(Update: a Facebook page dedicated to the history of this bridge. (source))
|Chcuk Edmonson posted|
Summer, 1932. The partially finished Savanna Sabula Toll Bridge over the Mississippi.
Bridge Hunter indicates it was built in 1932 and rehabilitated in 1985. Even though it was posted to the National Register of Historic Places on August 27, 1999, its replacement is being constructed. The bridge is free to anyone who will move it someplace else. But you don't toss that into the back of a pickup truck.
Historic Bridges says this continuous truss bridge is in good shape but the reason it is being replaced is that the lanes are too narrow. Since the replacement is being built right next to it, then they should have built a new bridge to carry one direction of traffic and allow this one to remain for the other direction of traffic.
|Jerry Jackson posted|
C44-9W 5325 leads her train under the Sabula Bridge, entering Savanna, IL, summer of 2013.
|Jerry Jackson posted|
This eastbound train is entering North Savanna, IL, passing under the bridge to Sabula, IA. The bridge crosses over the Mississippi River. Summer of 2013.
Todd Cornilsen I'll miss that bridge....
[So the new arch bridge is not going to add lanes, it is going to destroy the old bridge.]
Rusty Sanders posted six photos with the comment: "Manitowoc MLC-300 VPC MAX setting the 1st arch piece on the Savanna/Sabula bridge. Savanna Illinois. 137,000 gross wt."
|Jeff Tomlinson posted|
A new 300 working on a new bridge across the Mississippi. Sublua-Savana [sic.].
|Rusty Sanders posted|
MLC-300 VPCMAX Getting some! Setting arch ribs on the New Savanna Illinois Mississippi River bridge. "Big Iron" Ben at the helm... Photo taken out of the side window of my American 9310. Notice the boom angle indicator in the lower right corner.
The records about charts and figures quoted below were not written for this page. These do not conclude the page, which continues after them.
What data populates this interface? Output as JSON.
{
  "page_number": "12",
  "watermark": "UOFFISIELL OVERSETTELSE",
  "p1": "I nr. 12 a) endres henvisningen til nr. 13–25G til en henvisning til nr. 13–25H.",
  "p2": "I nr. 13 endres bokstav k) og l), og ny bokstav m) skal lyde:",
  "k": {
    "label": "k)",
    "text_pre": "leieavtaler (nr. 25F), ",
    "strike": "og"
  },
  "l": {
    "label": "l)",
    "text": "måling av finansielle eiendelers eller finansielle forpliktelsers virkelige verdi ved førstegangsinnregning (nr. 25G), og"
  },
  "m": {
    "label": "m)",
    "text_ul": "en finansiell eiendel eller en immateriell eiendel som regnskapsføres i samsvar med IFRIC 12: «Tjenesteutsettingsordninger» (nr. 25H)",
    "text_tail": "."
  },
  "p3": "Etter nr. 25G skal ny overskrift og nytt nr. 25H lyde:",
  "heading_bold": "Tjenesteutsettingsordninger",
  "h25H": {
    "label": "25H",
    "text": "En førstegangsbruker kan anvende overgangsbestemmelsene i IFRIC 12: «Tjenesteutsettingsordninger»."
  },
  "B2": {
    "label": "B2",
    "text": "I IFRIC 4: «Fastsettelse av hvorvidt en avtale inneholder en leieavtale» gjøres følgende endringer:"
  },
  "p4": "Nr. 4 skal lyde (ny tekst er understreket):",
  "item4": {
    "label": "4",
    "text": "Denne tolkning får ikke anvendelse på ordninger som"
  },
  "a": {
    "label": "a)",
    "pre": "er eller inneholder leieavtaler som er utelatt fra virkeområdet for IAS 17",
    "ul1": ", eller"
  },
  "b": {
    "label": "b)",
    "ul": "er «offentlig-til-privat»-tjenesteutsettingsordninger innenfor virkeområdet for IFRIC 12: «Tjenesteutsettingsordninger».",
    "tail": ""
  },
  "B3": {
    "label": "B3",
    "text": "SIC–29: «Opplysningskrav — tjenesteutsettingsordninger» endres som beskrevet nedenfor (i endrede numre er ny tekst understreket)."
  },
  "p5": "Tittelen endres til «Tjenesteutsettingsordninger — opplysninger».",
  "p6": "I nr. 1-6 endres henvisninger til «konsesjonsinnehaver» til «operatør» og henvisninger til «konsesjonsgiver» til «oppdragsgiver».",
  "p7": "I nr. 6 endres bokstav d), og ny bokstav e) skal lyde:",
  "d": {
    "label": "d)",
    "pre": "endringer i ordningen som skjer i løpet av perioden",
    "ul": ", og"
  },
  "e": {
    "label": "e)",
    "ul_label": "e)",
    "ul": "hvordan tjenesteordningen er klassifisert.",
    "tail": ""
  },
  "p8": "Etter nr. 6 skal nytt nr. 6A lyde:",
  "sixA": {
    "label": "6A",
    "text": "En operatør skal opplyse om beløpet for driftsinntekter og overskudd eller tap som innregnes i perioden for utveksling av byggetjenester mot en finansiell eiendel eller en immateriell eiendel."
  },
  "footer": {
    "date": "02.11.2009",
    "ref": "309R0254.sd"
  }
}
Rusty Sanders In that configuration it is good for 160,000 lb at 160 ft
Rusty Sanders 105,000 lbs. at 148' radius..
|tom Nugent posted|
Bridge job, Savanna Illinois/ Sabula Iowa Mississippi River Bridge. Manitowoc MLC300.
Dave Morse Can any operators tell me, does it affect capacity of a crane, such as the above, while working off a barge, I've only operated rough terrain rigs with 70 ton capacity, had a chance too break in on 180 ton Loraine friction machine, but was to young and stupid to take the opportunity!!!
[Unfortunately, no one answered. Lifts like this where the boom is along the long axis of the barge and there is plenty of barge under the boom don't concern me. But I have seen other pictures were they are lifting off the side of the barge.]
When the Manitowoc MLC300 crawler crane debuted with Variable Position Counterweight (VPC) and VPC-MAX heavy lift attachment, one of its unique selling points was the crane’s barge-lifting capabilities. The reduced footprint and floating counterweight meant that it would be much more efficient for lifters to barge-mount a crawler crane. Contracting teams could erect the crane onto smaller water-based barges because the machine automatically adjusts its center of gravity for each lift.
The MLC300 is now erected on a barge in the Mississippi River measuring 70 ft by 195 ft. It’s lifting 76 USt arch rib sections to a height of 165 ft using 295 ft of main boom, all from a 100 ft radius. To meet the lift radius and pick weight requirements on the job, Kraemer’s MLC300 had to be outfitted with its optional VPC-MAX attachment, which enhances the crane’s capacity and enables additional boom and jib length combinations.